This is an automated email from the ASF dual-hosted git repository.
tustvold pushed a commit to branch master
in repository https://gitbox.apache.org/repos/asf/arrow-rs.git
The following commit(s) were added to refs/heads/master by this push:
new 8345991ad6 Result into error in case of endianness mismatches (#5301)
8345991ad6 is described below
commit 8345991ad662d63feed35356171842c27fb36783
Author: Paolo Angioletti <[email protected]>
AuthorDate: Mon Jan 15 14:27:25 2024 +0000
Result into error in case of endianness mismatches (#5301)
This commit implements the Byte Order (Endianness) recommendations we
could read from the Apache Arrow official specification (quoted here):
> _"At first we will return an error when trying to read a Schema
> with an endianness that does not match the underlying system."_
Resolves: #3459
---
arrow-integration-testing/tests/ipc_reader.rs | 31 +++++++--------------------
arrow-ipc/src/gen/Schema.rs | 9 ++++++++
arrow-ipc/src/reader.rs | 6 ++++++
3 files changed, 23 insertions(+), 23 deletions(-)
diff --git a/arrow-integration-testing/tests/ipc_reader.rs
b/arrow-integration-testing/tests/ipc_reader.rs
index 11b8fa8453..88cdad64f9 100644
--- a/arrow-integration-testing/tests/ipc_reader.rs
+++ b/arrow-integration-testing/tests/ipc_reader.rs
@@ -18,6 +18,7 @@
//! Tests for reading the content of [`FileReader`] and [`StreamReader`]
//! in `testing/arrow-ipc-stream/integration/...`
+use arrow::error::ArrowError;
use arrow::ipc::reader::{FileReader, StreamReader};
use arrow::util::test_util::arrow_test_data;
use arrow_integration_testing::read_gzip_json;
@@ -55,26 +56,12 @@ fn read_0_1_7() {
});
}
-#[test]
-#[should_panic(expected = "Big Endian is not supported for Decimal!")]

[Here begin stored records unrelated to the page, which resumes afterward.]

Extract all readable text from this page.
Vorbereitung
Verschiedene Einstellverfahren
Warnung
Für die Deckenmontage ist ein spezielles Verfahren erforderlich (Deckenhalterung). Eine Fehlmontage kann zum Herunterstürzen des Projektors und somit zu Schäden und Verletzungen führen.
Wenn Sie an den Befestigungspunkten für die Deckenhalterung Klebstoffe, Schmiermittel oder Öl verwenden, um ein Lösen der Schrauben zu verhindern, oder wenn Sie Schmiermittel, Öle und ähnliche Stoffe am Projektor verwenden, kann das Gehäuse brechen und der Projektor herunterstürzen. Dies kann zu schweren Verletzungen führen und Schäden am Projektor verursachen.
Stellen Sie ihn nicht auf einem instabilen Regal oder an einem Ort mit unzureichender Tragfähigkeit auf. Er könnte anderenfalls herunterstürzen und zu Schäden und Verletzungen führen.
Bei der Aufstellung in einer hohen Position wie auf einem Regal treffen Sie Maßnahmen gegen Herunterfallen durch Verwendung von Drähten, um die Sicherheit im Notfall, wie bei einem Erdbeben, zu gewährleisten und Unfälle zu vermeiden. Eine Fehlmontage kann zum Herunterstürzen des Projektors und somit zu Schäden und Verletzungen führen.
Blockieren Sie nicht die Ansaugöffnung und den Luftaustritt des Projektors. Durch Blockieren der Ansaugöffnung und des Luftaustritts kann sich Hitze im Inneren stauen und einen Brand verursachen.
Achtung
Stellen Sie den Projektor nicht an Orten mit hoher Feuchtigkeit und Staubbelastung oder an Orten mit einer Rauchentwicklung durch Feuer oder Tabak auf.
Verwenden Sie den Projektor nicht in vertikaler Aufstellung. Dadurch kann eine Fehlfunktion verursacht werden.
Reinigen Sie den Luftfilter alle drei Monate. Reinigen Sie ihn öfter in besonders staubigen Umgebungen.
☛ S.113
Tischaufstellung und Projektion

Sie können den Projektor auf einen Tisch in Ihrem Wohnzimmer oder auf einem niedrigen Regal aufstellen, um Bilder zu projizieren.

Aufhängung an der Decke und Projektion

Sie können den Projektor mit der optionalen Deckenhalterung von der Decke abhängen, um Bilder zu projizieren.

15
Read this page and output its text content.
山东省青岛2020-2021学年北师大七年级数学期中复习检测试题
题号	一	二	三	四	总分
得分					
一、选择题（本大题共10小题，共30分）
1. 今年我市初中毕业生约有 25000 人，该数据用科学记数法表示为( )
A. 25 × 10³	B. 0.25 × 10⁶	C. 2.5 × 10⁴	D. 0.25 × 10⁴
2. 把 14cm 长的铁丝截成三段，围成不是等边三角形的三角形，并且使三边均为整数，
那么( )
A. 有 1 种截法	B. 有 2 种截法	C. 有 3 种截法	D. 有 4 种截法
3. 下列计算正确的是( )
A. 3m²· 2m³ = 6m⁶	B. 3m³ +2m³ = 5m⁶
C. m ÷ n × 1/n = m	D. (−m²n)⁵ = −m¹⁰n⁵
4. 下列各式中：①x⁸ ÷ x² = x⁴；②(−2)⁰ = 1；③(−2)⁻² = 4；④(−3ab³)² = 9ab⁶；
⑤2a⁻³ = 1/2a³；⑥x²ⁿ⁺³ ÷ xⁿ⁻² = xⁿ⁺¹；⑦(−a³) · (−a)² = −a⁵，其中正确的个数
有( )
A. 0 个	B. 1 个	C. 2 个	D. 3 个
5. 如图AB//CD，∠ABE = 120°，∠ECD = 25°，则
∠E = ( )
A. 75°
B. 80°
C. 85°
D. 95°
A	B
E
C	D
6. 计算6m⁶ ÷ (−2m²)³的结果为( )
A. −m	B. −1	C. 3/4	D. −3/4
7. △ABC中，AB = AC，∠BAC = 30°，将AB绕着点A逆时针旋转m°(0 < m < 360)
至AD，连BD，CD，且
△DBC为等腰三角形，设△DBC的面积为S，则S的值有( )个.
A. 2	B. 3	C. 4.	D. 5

-fn read_1_0_0_bigendian_decimal_should_panic() {
- let testdata = arrow_test_data();
- verify_arrow_file(&testdata, "1.0.0-bigendian", "generated_decimal");
-}
-
-#[test]
-#[should_panic(expected = "Last offset 687865856 of Utf8 is larger than values
length 41")]
-fn read_1_0_0_bigendian_dictionary_should_panic() {
- // The offsets are not translated for big-endian files
- // https://github.com/apache/arrow-rs/issues/859
- let testdata = arrow_test_data();
- verify_arrow_file(&testdata, "1.0.0-bigendian", "generated_dictionary");
-}
-
#[test]
fn read_1_0_0_bigendian() {
let testdata = arrow_test_data();
let paths = [
+ "generated_decimal",
+ "generated_dictionary",
"generated_interval",
"generated_datetime",
"generated_map",
@@ -91,14 +78,12 @@ fn read_1_0_0_bigendian() {
))
.unwrap();
- FileReader::try_new(file, None).unwrap();
+ let reader = FileReader::try_new(file, None);
- // While the the reader doesn't error but the values are not
- // read correctly on little endian platforms so verifying the
- // contents fails
- //
- // https://github.com/apache/arrow-rs/issues/3459
- //verify_arrow_file(&testdata, "1.0.0-bigendian", path);
+ assert!(reader.is_err());
+ let err = reader.err().unwrap();
+ assert!(matches!(err, ArrowError::IpcError(_)));
+ assert_eq!(err.to_string(), "Ipc error: the endianness of the source
system does not match the endianness of the target system.");
});
}
diff --git a/arrow-ipc/src/gen/Schema.rs b/arrow-ipc/src/gen/Schema.rs
index 282b38b671..0dc5dccd39 100644
--- a/arrow-ipc/src/gen/Schema.rs
+++ b/arrow-ipc/src/gen/Schema.rs
@@ -1039,6 +1039,15 @@ impl Endianness {
_ => None,
}
}
+
+ /// Returns true if the endianness of the source system matches the
endianness of the target system.
+ pub fn equals_to_target_endianness(self) -> bool {
+ match self {
+ Self::Little => cfg!(target_endian = "little"),
+ Self::Big => cfg!(target_endian = "big"),
+ _ => false,
+ }
+ }
}
impl core::fmt::Debug for Endianness {
fn fmt(&self, f: &mut core::fmt::Formatter) -> core::fmt::Result {
diff --git a/arrow-ipc/src/reader.rs b/arrow-ipc/src/reader.rs
index 8ac3a387d5..81b8b53073 100644
--- a/arrow-ipc/src/reader.rs
+++ b/arrow-ipc/src/reader.rs
@@ -790,6 +790,12 @@ impl FileReaderBuilder {
let total_blocks = blocks.len();
let ipc_schema = footer.schema().unwrap();
+ if !ipc_schema.endianness().equals_to_target_endianness() {
+ return Err(ArrowError::IpcError(
+ "the endianness of the source system does not match the
endianness of the target system.".to_owned()
+ ));
+ }
+
let schema = crate::convert::fb_to_schema(ipc_schema);
let mut custom_metadata = HashMap::new();